Redazione
L’ennesimo processo di riassetto dell’Istat, che va avanti da quasi due anni, appare sempre più improntato a creare nuove poltrone piuttosto che a soddisfare reali esigenze di riorganizzazione, all’insegna della ormai inflazionata “efficienza e efficacia”, l’endiadi di cui la burocrazia nostrana non riesce a fare a meno.
Dopo aver creato dal nulla la direzione centrale per gli affari legali, nell’ambito della direzione generale, e aver sovrapposto alle già pletoriche direzioni tecniche (n. 11, inclusa la Scuola di statistica) le sovrastrutture dipartimentali (n. 4), il presidente Giovannini, che ha gestito in prima persona tutte le nomine, con l’ausilio di ignoti (tranne che a lui) commissari di valutazione, sta ora varando l’articolazione del Servizi tecnici.
Il documento esordisce con la soppressione di tre servizi, promettendo la riallocazione delle relative risorse. Per la verità, servizi da sopprimere non mancano, ma sono stati graziati. Sicuramente non si capisce che fine faranno le statistiche “sulle pubbliche amministrazioni”, dove già avevano trovato asilo le soppresse statistiche giudiziarie, delle quali mai come in questo momento si sente tanto il bisogno.
Forse a Giovannini spiacerà, ma dobbiamo constatare che per il resto non c’è nulla di nuovo sotto il sole, a parte le maggiori entrate nelle tasche di alcuni dirigenti.
Balzano agli occhi, quanto meno, due discrasie: il dipartimento per i censimenti e gli archivi si avvale di una sola direzione (per gli archivi), mancando quella per i censimenti. Se così è, come è, tanto valeva non fare il dipartimento.
Analogamente, la direzione centrale per la diffusione e la comunicazione presenta un solo Servizio. Se così è, come è, tanto valeva non fare la direzione.
Peraltro, nella stragrande maggioranza delle amministrazioni, non è dato ravvisare l’esistenza di strutture simili elevate al rango di Direzione.
Bizzarro, ma originale, l’assetto della direzione centrale per lo sviluppo e il coordinamento della rete territoriale e del Sistan, che si avvale di un solo Servizio denominato – con non troppa fantasia – “per il coordinamento e lo sviluppo del Sistan”.
Per quadrare i conti, ovvero per non superare il numero massimo di strutture dirigenziali, alterato dalla creazione dei dipartimenti, la scure di Giovannini si è abbattuta su alcuni Uffici regionali che, dall’oggi al domani, si sono visti accorpare, così tornando a una impostazione territoriale dell’ente in auge negli anni ’60.

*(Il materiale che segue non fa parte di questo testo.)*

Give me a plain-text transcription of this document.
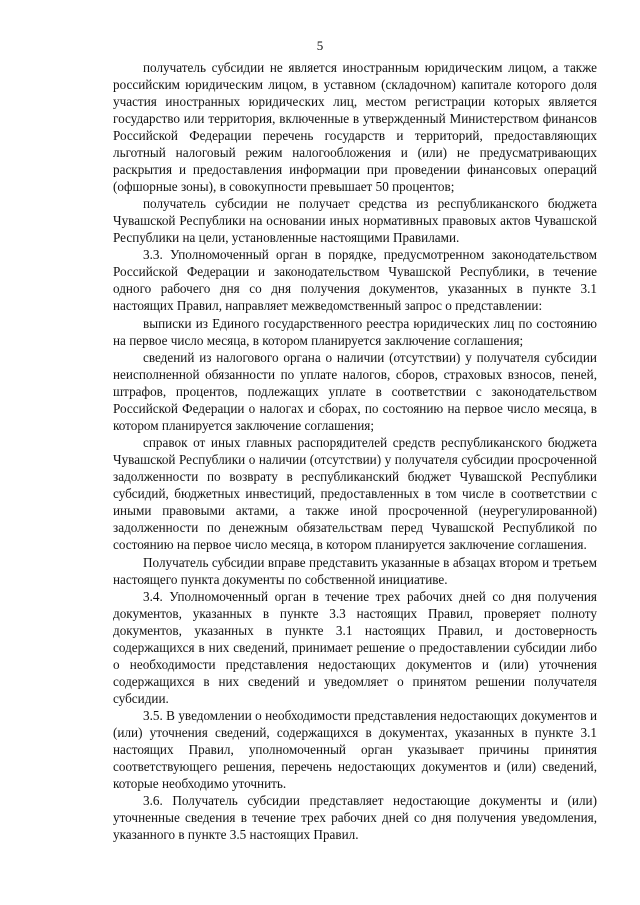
5

получатель субсидии не является иностранным юридическим лицом, а также российским юридическим лицом, в уставном (складочном) капитале которого доля участия иностранных юридических лиц, местом регистрации которых является государство или территория, включенные в утвержденный Министерством финансов Российской Федерации перечень государств и территорий, предоставляющих льготный налоговый режим налогообложения и (или) не предусматривающих раскрытия и предоставления информации при проведении финансовых операций (офшорные зоны), в совокупности превышает 50 процентов;

получатель субсидии не получает средства из республиканского бюджета Чувашской Республики на основании иных нормативных правовых актов Чувашской Республики на цели, установленные настоящими Правилами.

3.3. Уполномоченный орган в порядке, предусмотренном законодательством Российской Федерации и законодательством Чувашской Республики, в течение одного рабочего дня со дня получения документов, указанных в пункте 3.1 настоящих Правил, направляет межведомственный запрос о представлении:

выписки из Единого государственного реестра юридических лиц по состоянию на первое число месяца, в котором планируется заключение соглашения;

сведений из налогового органа о наличии (отсутствии) у получателя субсидии неисполненной обязанности по уплате налогов, сборов, страховых взносов, пеней, штрафов, процентов, подлежащих уплате в соответствии с законодательством Российской Федерации о налогах и сборах, по состоянию на первое число месяца, в котором планируется заключение соглашения;

справок от иных главных распорядителей средств республиканского бюджета Чувашской Республики о наличии (отсутствии) у получателя субсидии просроченной задолженности по возврату в республиканский бюджет Чувашской Республики субсидий, бюджетных инвестиций, предоставленных в том числе в соответствии с иными правовыми актами, а также иной просроченной (неурегулированной) задолженности по денежным обязательствам перед Чувашской Республикой по состоянию на первое число месяца, в котором планируется заключение соглашения.

Получатель субсидии вправе представить указанные в абзацах втором и третьем настоящего пункта документы по собственной инициативе.

3.4. Уполномоченный орган в течение трех рабочих дней со дня получения документов, указанных в пункте 3.3 настоящих Правил, проверяет полноту документов, указанных в пункте 3.1 настоящих Правил, и достоверность содержащихся в них сведений, принимает решение о предоставлении субсидии либо о необходимости представления недостающих документов и (или) уточнения содержащихся в них сведений и уведомляет о принятом решении получателя субсидии.

3.5. В уведомлении о необходимости представления недостающих документов и (или) уточнения сведений, содержащихся в документах, указанных в пункте 3.1 настоящих Правил, уполномоченный орган указывает причины принятия соответствующего решения, перечень недостающих документов и (или) сведений, которые необходимо уточнить.

3.6. Получатель субсидии представляет недостающие документы и (или) уточненные сведения в течение трех рабочих дней со дня получения уведомления, указанного в пункте 3.5 настоящих Правил.
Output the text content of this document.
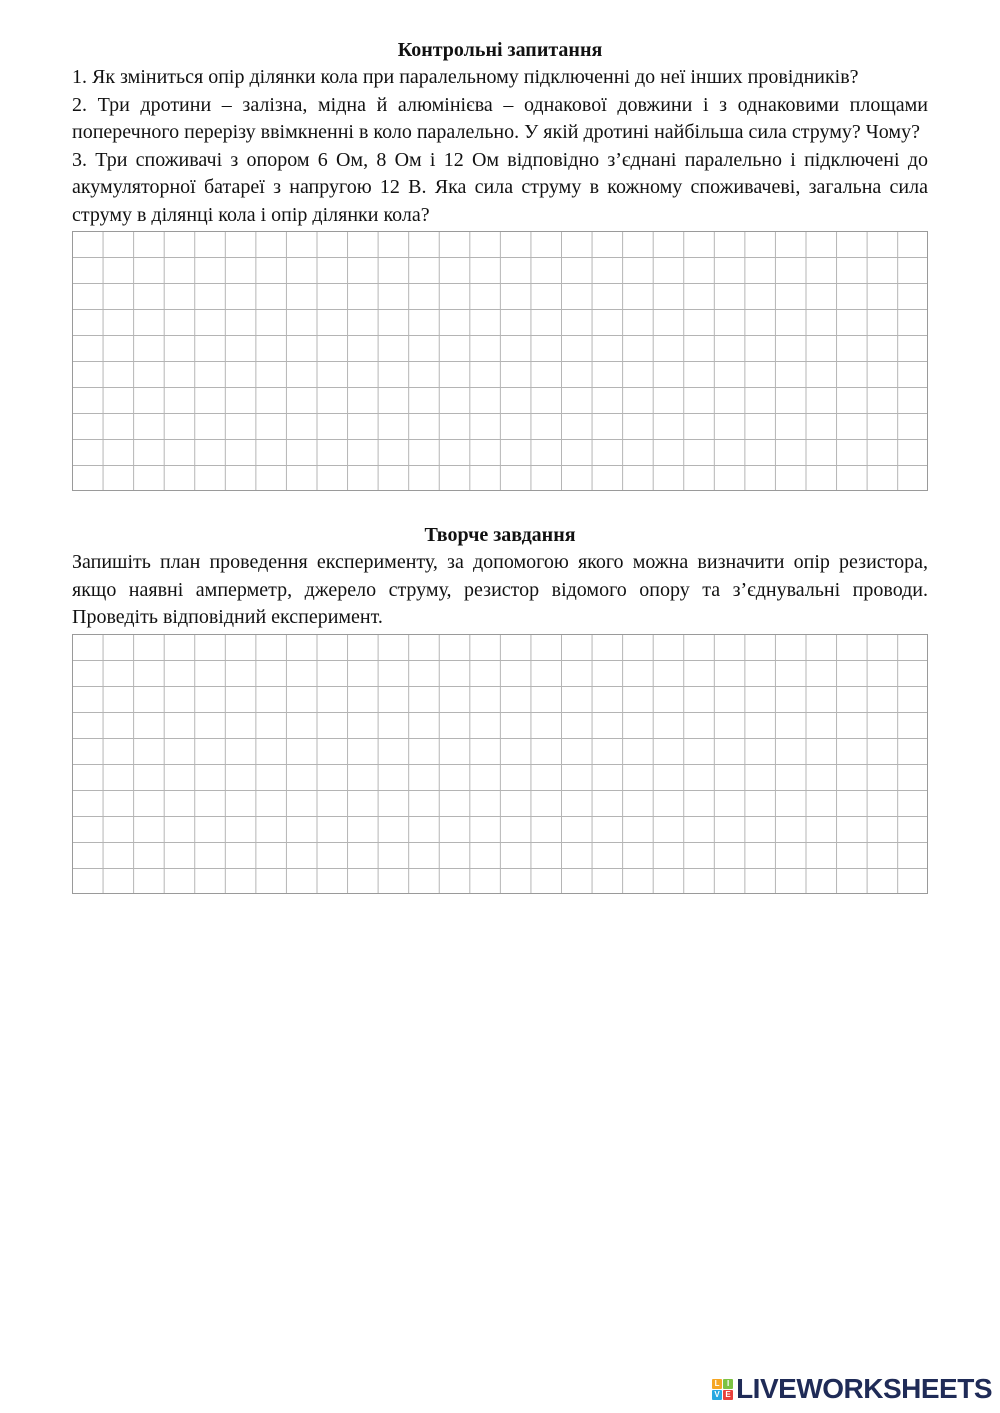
Контрольні запитання

1. Як зміниться опір ділянки кола при паралельному підключенні до неї інших провідників?

2. Три дротини – залізна, мідна й алюмінієва – однакової довжини і з однаковими площами поперечного перерізу ввімкненні в коло паралельно. У якій дротині найбільша сила струму? Чому?

3. Три споживачі з опором 6 Ом, 8 Ом і 12 Ом відповідно з’єднані паралельно і підключені до акумуляторної батареї з напругою 12 В. Яка сила струму в кожному споживачеві, загальна сила струму в ділянці кола і опір ділянки кола?

Творче завдання

Запишіть план проведення експерименту, за допомогою якого можна визначити опір резистора, якщо наявні амперметр, джерело струму, резистор відомого опору та з’єднувальні проводи. Проведіть відповідний експеримент.

L I
V E LIVEWORKSHEETS
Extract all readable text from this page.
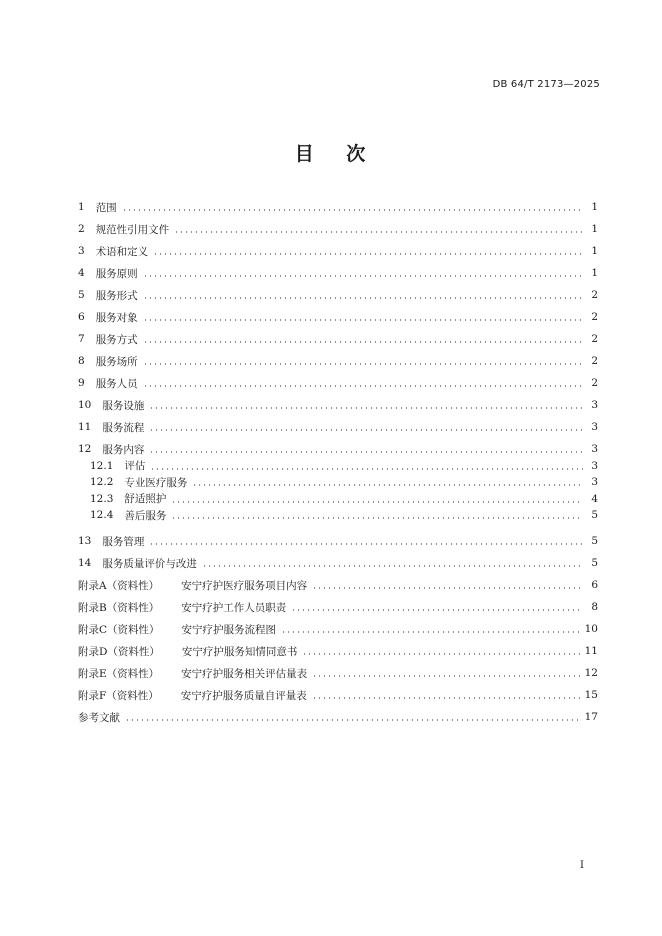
DB 64/T 2173—2025
目 次
1 范围	1
2 规范性引用文件	1
3 术语和定义	1
4 服务原则	1
5 服务形式	2
6 服务对象	2
7 服务方式	2
8 服务场所	2
9 服务人员	2
10 服务设施	3
11 服务流程	3
12 服务内容	3
12.1 评估	3
12.2 专业医疗服务	3
12.3 舒适照护	4
12.4 善后服务	5
13 服务管理	5
14 服务质量评价与改进	5
附录A（资料性） 安宁疗护医疗服务项目内容	6
附录B（资料性） 安宁疗护工作人员职责	8
附录C（资料性） 安宁疗护服务流程图	10
附录D（资料性） 安宁疗护服务知情同意书	11
附录E（资料性） 安宁疗护服务相关评估量表	12
附录F（资料性） 安宁疗护服务质量自评量表	15
参考文献	17
I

Quale il criterio che ha determinato la fusione degli Uffici di Veneto e Friuli, Emilia-Romagna e Marche, Toscana e Umbria, Abruzzo e Molise? Ha tenuto conto della popolazione complessiva, ovvero della superficie, come per la paventata, ma non realizzata, riduzione delle Province?
Nulla di tutto ciò, ma solo il più “casareccio” criterio dell’accorpamento di quegli Uffici che allo stato risultano sprovvisti di dirigente.
C’è chi dice di rimpiangere il precedente organo di vertice dell’Istat, che realizzava mirabolanti e fantasiosi “accorpamenti” ad interim (ex multis, Emilia-Romagna con la Basilicata e Umbria con la Campania), aventi sicuramente il pregio di favorire lo spirito di unificazione nazionale, oggi tanto magnificato.
Certamente, non si può dire che la scelta operata da Giovannini sia un esempio di federalismo, atteso che la statistica anziché rafforzarsi a livello territoriale, si accentra.